The forced stance of neutrality, in other words, do not take side between the US and China in its epic struggle is not really tenable. And I think many countries know that. And now for countries like in Malaysia and Singapore, even to say that we remain unaligned, I mean it doesn’t mean much right now because everybody knows that they’re on the side of the United States. As a matter of fact, it was during this trip to Asia, American’s key defense and military leaders also paid a visit to Malaysia, particularly  Commander Paparo. That’s pretty much very telling. Don’t forget, Malaysia is one of the countries that has a maritime dispute with China in the South China Sea. So in the end it is in Malaysia’s national interest to ally with the United States because we’re going to defend them. So I think everybody knows that. I think that voice of do not force us to take a side is becoming weaker and weaker and weaker and partly because of the China’s economic sort of stronghold.

Many of the countries, Malaysia in particular, Malaysia is a dumping ground of Chinese chip electronics. And also Malaysia is one of the transport chip countries for Chinese chip electronics to come to the United States. So that’s one reason why during this tariff negotiation, Malaysia was hard hit by the United States tariff. So in all, I think US has leverage over countries like Malaysia, and you talk about even Singapore, I heard the Singapore Defense Minister saying some statements about, ‘hey listen, don’t be unnecessarily provocative.’ In the meantime, our defense arrangement with Singapore remains very, very strong and rock solid.

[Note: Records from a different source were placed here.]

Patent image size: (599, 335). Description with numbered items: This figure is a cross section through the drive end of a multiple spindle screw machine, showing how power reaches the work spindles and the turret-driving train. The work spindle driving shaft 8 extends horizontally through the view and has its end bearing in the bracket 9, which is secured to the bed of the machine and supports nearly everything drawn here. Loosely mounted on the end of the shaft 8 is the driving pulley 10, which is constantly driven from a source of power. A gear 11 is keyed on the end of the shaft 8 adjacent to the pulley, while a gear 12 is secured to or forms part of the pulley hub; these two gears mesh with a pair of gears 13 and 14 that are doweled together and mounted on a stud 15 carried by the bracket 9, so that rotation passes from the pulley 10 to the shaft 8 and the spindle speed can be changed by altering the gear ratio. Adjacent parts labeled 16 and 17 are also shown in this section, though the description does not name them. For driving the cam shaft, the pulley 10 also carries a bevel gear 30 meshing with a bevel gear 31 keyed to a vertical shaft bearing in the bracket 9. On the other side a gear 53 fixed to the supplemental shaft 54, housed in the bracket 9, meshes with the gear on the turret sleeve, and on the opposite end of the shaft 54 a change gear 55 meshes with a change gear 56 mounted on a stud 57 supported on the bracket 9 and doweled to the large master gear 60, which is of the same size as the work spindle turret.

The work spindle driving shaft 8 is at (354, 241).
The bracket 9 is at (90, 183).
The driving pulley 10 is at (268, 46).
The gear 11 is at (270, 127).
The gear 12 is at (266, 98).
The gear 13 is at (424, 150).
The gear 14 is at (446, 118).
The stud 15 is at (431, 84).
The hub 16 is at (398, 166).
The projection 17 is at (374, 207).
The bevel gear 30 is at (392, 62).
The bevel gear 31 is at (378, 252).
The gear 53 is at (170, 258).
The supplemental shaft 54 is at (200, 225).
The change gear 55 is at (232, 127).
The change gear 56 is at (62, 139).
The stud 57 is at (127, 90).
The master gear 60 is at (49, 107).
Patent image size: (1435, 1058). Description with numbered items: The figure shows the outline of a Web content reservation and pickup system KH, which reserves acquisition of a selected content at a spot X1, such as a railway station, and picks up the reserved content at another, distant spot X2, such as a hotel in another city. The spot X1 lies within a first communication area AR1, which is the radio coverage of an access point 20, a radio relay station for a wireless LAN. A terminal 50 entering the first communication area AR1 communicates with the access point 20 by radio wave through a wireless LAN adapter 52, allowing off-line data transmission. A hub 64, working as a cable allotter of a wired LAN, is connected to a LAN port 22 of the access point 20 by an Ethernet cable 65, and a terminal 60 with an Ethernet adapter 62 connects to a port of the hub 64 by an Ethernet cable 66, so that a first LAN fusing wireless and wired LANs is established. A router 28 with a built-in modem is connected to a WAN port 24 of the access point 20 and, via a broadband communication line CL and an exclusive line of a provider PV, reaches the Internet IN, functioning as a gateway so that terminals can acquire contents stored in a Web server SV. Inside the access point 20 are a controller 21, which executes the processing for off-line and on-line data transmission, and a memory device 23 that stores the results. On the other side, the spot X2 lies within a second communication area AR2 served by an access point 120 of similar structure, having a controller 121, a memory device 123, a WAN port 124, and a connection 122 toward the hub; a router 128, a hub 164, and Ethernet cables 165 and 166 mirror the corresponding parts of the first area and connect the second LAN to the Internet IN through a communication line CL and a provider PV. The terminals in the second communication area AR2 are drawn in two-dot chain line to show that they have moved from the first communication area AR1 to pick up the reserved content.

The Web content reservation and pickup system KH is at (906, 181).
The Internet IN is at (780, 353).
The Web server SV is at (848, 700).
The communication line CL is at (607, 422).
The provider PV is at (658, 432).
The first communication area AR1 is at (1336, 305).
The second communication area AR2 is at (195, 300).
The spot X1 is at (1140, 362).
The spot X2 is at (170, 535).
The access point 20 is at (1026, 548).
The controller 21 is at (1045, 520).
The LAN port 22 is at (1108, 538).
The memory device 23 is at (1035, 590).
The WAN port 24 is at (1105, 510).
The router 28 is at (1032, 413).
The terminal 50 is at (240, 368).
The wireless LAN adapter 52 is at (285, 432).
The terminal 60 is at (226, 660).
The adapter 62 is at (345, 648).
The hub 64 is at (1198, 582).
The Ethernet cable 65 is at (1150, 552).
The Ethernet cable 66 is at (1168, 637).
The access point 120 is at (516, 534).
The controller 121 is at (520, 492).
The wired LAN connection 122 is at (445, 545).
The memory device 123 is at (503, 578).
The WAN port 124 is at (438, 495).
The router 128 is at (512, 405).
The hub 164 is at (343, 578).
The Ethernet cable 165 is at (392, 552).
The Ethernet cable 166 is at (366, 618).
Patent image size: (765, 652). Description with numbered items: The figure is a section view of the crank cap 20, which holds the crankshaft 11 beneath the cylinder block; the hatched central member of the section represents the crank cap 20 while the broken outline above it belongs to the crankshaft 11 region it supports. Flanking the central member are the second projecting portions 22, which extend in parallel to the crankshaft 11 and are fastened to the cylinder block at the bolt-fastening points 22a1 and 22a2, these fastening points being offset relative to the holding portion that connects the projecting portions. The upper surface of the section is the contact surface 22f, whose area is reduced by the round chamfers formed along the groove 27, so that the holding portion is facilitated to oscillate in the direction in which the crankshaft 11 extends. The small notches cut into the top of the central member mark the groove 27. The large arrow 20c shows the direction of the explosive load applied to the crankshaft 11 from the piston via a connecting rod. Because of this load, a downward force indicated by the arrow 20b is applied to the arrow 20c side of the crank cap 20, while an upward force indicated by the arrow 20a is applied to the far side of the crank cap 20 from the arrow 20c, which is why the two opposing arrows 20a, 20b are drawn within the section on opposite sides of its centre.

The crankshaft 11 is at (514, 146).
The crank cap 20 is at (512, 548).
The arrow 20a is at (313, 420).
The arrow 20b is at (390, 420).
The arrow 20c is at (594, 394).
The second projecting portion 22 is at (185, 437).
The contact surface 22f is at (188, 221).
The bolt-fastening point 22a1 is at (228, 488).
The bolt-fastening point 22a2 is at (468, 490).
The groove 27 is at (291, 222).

So what I think is very important is the deeds and not necessarily words.

Colin Tessier-Kay:

Turning to our next topic this week, Beijing, through a convention signed last week, established the international organization for mediation headquarters in Hong Kong intended to resolve global disputes on par with the International Court of Justice and the permanent court of arbitration of the UN at the Hague. According to Reuters reporting, Indonesia, Pakistan, Laos, Cambodia and Serbia were among the countries attending the signing ceremony with representatives from 20 international bodies including the UN were also expected to join. Miles, can you walk us through this development? What’s the impetus behind establishing the arbitration center and why in Hong Kong?

Miles Yu:

This is absurd for the UN officials to attend such a ceremony. It’s really bizarre because China’s purpose is very simple - China set up this international organizational mediation basically to invalidate the UN sponsored International Court of Justice in the Hague because that Court can make a judgment on international matters of disputes between state and state. The judgment of that international court of justice will be binding - it’s legal. So China wants to set the court that - whose decisions will not be binding would be sort of flexible and will be completely controlled – is only interpreted by China as the leader of the opposition to that international system. So this is a blatant attempt to skew international justice because China basically knows that the law, international law is not on its side. You look at all this major judgment against China out of the Hague, I mean the 2016 judgment over the South China Sea against China, basically in favor of the Philippines, the plaintiff.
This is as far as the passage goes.